As Waymo leads with more than 3,000 driverless cars, Nuro is selling a different thesis: the second robotaxi wave can learn from everyone else’s expensive mistakes.
The second wave of autonomous mobility has to prove it can scale service.📷 AI-generated image / TECH&SPACE
The wider field is no longer a one-company race. Tesla, Zoox, Avride, and Motional are all trying to find their own way into the same sector. Their approaches differ, but they face the same hard question: can robotaxis become dependable urban infrastructure rather than expensive autonomy demonstrations? Nuro’s message fits this more mature phase of the market. It is no longer enough to say a vehicle can see the road. A company has to show that the service works inside a city, with passengers, weather, traffic anomalies, and an economic model that does not require endless subsidy.
The story also says something about the psychology of the industry.
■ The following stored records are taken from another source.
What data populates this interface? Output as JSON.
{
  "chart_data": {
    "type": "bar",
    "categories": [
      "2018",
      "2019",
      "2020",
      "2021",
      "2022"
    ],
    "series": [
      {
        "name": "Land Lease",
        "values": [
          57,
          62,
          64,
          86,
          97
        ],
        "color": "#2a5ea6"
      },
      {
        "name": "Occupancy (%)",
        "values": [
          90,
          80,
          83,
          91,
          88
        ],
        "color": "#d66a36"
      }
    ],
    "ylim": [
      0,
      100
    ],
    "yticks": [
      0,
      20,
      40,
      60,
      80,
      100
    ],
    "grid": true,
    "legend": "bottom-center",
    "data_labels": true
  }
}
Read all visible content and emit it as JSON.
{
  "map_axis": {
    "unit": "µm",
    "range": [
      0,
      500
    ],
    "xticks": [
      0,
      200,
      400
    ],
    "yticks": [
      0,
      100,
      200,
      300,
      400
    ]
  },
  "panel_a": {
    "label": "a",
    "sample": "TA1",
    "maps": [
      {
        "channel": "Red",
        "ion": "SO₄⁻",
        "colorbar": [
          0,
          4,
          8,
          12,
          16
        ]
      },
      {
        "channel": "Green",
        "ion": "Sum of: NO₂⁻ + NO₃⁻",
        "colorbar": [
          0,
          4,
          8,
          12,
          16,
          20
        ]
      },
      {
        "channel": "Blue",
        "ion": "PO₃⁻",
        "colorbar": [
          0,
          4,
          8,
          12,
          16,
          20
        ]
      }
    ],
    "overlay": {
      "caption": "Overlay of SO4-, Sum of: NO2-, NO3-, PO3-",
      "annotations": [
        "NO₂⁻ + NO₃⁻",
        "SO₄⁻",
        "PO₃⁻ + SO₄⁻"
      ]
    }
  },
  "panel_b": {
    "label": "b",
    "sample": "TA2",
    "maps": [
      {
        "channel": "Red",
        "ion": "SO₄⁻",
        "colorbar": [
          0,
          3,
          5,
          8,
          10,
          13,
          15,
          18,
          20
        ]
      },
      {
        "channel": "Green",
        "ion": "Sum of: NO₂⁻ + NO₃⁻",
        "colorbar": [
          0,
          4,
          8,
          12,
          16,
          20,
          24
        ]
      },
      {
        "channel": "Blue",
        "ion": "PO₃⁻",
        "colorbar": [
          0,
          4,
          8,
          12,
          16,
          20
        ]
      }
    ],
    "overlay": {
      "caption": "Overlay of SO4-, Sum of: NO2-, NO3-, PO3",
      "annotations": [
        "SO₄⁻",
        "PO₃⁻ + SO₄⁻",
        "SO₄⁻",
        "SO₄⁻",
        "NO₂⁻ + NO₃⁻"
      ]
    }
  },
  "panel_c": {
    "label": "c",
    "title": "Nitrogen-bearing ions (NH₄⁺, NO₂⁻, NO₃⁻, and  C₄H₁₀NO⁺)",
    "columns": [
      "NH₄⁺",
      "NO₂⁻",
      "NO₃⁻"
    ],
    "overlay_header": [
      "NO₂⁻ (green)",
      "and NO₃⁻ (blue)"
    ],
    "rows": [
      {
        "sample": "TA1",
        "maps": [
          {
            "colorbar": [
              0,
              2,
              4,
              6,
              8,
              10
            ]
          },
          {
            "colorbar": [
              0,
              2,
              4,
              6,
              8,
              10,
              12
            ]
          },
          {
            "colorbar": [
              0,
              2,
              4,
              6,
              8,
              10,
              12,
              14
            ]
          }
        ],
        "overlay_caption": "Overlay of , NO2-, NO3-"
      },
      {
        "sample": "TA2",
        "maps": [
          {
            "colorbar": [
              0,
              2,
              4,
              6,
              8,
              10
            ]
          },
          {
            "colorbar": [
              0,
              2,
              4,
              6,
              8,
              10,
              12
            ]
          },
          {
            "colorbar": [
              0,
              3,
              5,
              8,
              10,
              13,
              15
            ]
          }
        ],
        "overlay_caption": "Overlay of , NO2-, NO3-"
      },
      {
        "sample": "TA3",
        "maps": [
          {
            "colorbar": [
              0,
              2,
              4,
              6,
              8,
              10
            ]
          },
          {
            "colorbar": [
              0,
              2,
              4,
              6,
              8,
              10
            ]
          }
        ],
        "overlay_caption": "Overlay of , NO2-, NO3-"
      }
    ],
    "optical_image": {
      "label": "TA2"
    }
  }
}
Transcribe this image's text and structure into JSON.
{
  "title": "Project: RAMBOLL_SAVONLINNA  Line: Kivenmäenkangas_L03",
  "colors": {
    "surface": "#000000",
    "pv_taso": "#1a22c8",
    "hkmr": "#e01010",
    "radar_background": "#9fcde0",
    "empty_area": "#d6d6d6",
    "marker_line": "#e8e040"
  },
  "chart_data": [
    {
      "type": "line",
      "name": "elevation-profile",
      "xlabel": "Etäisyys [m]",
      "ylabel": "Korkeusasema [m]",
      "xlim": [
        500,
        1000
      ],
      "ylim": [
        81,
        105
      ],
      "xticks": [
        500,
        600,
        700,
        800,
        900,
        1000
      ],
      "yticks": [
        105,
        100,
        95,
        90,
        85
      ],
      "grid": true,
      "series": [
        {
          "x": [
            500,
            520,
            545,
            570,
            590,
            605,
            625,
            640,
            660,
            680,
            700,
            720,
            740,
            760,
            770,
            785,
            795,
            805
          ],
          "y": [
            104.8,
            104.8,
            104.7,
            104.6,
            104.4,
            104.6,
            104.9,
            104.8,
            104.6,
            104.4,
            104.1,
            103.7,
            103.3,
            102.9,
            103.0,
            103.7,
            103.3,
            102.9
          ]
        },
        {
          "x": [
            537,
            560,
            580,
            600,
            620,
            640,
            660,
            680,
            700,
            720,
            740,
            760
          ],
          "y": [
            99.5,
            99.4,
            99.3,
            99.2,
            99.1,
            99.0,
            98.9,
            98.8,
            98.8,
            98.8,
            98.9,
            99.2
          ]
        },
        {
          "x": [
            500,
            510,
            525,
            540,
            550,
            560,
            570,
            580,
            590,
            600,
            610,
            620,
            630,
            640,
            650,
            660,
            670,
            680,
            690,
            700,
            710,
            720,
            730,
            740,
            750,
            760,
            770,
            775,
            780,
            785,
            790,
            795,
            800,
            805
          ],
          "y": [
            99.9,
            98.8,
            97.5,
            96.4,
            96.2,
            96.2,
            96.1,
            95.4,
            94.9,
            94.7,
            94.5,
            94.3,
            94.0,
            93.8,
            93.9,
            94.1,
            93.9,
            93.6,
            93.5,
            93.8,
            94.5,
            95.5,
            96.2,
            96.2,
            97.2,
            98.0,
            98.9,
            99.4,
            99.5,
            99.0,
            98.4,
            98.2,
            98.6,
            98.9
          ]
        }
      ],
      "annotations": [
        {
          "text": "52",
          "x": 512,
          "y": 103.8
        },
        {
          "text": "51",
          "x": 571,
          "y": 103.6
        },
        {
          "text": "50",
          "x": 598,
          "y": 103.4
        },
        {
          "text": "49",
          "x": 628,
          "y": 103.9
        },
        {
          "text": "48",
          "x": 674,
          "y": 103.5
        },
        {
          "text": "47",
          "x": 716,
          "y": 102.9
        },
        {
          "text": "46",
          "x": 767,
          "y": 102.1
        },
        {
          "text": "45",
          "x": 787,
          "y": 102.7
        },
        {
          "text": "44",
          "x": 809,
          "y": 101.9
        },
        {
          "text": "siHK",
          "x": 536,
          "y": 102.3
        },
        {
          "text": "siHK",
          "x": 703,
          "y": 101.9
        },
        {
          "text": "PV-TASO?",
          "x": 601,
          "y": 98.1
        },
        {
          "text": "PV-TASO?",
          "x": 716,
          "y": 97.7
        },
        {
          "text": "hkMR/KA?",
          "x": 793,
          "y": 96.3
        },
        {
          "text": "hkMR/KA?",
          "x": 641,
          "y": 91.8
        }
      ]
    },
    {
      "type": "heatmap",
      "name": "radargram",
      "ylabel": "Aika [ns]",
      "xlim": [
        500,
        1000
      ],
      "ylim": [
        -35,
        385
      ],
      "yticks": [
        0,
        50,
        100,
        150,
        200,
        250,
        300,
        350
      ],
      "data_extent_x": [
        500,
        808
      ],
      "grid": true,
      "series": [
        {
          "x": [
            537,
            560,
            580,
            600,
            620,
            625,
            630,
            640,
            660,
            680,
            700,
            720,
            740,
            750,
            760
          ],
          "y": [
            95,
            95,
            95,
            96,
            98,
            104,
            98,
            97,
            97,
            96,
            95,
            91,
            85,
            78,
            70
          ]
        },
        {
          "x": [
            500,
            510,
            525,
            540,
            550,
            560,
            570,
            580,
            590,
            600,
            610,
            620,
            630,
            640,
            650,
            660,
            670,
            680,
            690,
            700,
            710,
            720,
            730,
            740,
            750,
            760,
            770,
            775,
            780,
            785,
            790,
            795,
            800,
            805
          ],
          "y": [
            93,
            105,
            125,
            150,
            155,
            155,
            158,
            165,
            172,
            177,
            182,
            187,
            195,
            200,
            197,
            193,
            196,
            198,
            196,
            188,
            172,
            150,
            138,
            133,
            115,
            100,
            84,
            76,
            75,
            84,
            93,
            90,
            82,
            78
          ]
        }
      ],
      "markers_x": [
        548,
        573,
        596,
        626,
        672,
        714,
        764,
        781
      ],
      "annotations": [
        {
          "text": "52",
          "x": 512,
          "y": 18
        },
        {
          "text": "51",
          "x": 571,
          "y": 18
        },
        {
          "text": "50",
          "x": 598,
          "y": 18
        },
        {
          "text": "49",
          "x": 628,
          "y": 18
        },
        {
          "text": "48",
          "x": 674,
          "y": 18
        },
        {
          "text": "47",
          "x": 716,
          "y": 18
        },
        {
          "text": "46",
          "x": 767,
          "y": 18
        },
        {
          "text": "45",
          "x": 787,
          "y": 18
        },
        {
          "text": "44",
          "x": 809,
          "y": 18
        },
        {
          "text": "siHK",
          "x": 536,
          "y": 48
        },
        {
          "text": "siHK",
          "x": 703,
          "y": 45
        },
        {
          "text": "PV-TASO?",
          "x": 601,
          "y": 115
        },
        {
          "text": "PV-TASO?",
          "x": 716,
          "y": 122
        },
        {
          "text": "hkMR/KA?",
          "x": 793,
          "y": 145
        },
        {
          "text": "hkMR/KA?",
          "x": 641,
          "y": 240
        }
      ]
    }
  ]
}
For years, autonomous driving was framed as a race toward the first major breakthrough. Now the argument is shifting toward who can scale without the system cracking. In that shift, a second mover can be more dangerous than it looks. It does not need to explain the whole category from scratch, it can watch where the leader gets stuck, and it can choose partnerships with a colder view of what actually works.
Nuro’s challenge is that the market will not reward a thesis unless there is operational density behind it. Waymo already has real presence and real data from multiple cities. That is a high bar. But the fact that Nuro is openly building its case around second-mover advantage shows that robotaxis are leaving the pure promise phase. The harder test starts now: proving autonomous driving can be a service, not a spectacle.